One command answers "is this conclusion still grounded?" — the question a reviewer otherwise spends an afternoon on. Exit 0 if grounded, 1 if any input changed or went missing.

What's in the box

Piece What it does
Capture context records every tracked read (kind, path, sha256) while a claim runs
Tracked loaders data()/load() (CSV→DataFrame, sha-pinned), doc() (any document)
statement() the claim's proposition — ideally computed from the data so it can't drift
Quote verification DocRef.contains() — offline, deterministic; raises on unreadable sources
pytest plugin wraps every test in a capture, emits grounding_report.json
Judgment markers @strength, @caveats, @kind, @reviewed — the reviewer's surface
uses() transitive claim composition
Bypass guard flags a claim that reads data through an untracked path
grounding trace walks the provenance DAG; tells you if a conclusion is still grounded

Design principles

  • Deterministic & offline. Pure function of bytes. No network, keys, or model — runs in CI and in massively parallel agent fan-out with nothing to configure.
  • Sha-pinned. The recorded hash is of exactly the bytes parsed.
  • The test is the spec. A claim is an ordinary pytest test; your runner, fixtures, and CI just work. Git history of statement/@strength/@caveats is a belief-change ledger.
  • Computed, not curated.
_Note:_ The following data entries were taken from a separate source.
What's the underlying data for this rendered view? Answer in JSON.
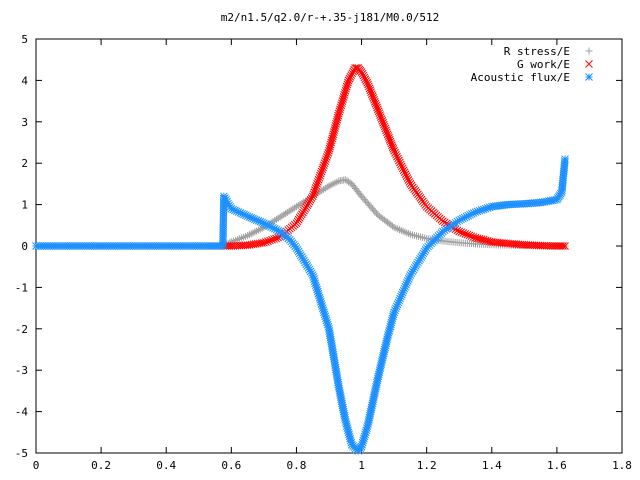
{
  "chart_data": {
    "type": "scatter",
    "title": "m2/n1.5/q2.0/r-+.35-j181/M0.0/512",
    "xlabel": "",
    "ylabel": "",
    "xlim": [
      0,
      1.8
    ],
    "ylim": [
      -5,
      5
    ],
    "xticks": [
      0,
      0.2,
      0.4,
      0.6,
      0.8,
      1,
      1.2,
      1.4,
      1.6,
      1.8
    ],
    "yticks": [
      -5,
      -4,
      -3,
      -2,
      -1,
      0,
      1,
      2,
      3,
      4,
      5
    ],
    "grid": false,
    "legend_position": "top-right",
    "series": [
      {
        "name": "R stress/E",
        "marker": "plus",
        "color": "#a0a0a0",
        "x": [
          0,
          0.1,
          0.2,
          0.3,
          0.4,
          0.5,
          0.575,
          0.6,
          0.65,
          0.7,
          0.75,
          0.8,
          0.85,
          0.9,
          0.93,
          0.95,
          0.97,
          1.0,
          1.05,
          1.1,
          1.15,
          1.2,
          1.25,
          1.3,
          1.35,
          1.4,
          1.5,
          1.6,
          1.625
        ],
        "y": [
          0,
          0,
          0,
          0,
          0,
          0,
          0.0,
          0.1,
          0.25,
          0.45,
          0.7,
          0.95,
          1.2,
          1.45,
          1.57,
          1.6,
          1.5,
          1.2,
          0.75,
          0.45,
          0.28,
          0.18,
          0.12,
          0.08,
          0.05,
          0.03,
          0.01,
          0.0,
          0.0
        ]
      },
      {
        "name": "G work/E",
        "marker": "cross",
        "color": "#ff0000",
        "x": [
          0.575,
          0.6,
          0.65,
          0.7,
          0.75,
          0.8,
          0.85,
          0.9,
          0.93,
          0.96,
          0.98,
          0.99,
          1.0,
          1.02,
          1.05,
          1.08,
          1.1,
          1.15,
          1.2,
          1.25,
          1.3,
          1.35,
          1.4,
          1.45,
          1.5,
          1.55,
          1.6,
          1.625
        ],
        "y": [
          0.0,
          0.0,
          0.02,
          0.08,
          0.22,
          0.55,
          1.2,
          2.3,
          3.2,
          4.0,
          4.3,
          4.3,
          4.2,
          3.9,
          3.3,
          2.7,
          2.3,
          1.5,
          0.95,
          0.6,
          0.35,
          0.2,
          0.1,
          0.06,
          0.03,
          0.01,
          0.0,
          0.0
        ]
      },
      {
        "name": "Acoustic flux/E",
        "marker": "star",
        "color": "#1e90ff",
        "x": [
          0,
          0.1,
          0.2,
          0.3,
          0.4,
          0.5,
          0.574,
          0.577,
          0.6,
          0.65,
          0.7,
          0.75,
          0.78,
          0.8,
          0.85,
          0.9,
          0.93,
          0.95,
          0.97,
          0.99,
          1.0,
          1.02,
          1.05,
          1.08,
          1.1,
          1.15,
          1.2,
          1.25,
          1.3,
          1.35,
          1.4,
          1.45,
          1.5,
          1.55,
          1.6,
          1.615,
          1.62,
          1.625
        ],
        "y": [
          0,
          0,
          0,
          0,
          0,
          0,
          0,
          1.2,
          0.9,
          0.72,
          0.55,
          0.35,
          0.15,
          -0.05,
          -0.7,
          -2.0,
          -3.4,
          -4.2,
          -4.8,
          -4.95,
          -4.85,
          -4.3,
          -3.2,
          -2.2,
          -1.6,
          -0.7,
          -0.05,
          0.35,
          0.62,
          0.82,
          0.95,
          1.0,
          1.02,
          1.05,
          1.12,
          1.3,
          1.7,
          2.1
        ]
      }
    ]
  }
}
Provenance, composition, and (ideally) the statement itself derive from what ran, so they can't drift from reality.
  • Author/critic separation by construction. Mechanical truth → the assert; honest framing → metadata a fresh-context reviewer judges against the same pinned evidence.

What it is not

  • Not data versioning (DVC/lakeFS) — it pins shas of files you already have, wherever they live.
  • Not a workflow engine — it observes reads during a test; it doesn't orchestrate them.
  • Not rendering — turning grounded claims into a cited report (PDF/HTML) is a separate layer built on top of grounding_report.json.
  • Not storage/indexing — the report is the wire format; building a searchable index over it is a consumer's concern.
  • Not an LLM judge — it runs no model; judgments are recorded by the agents that use it.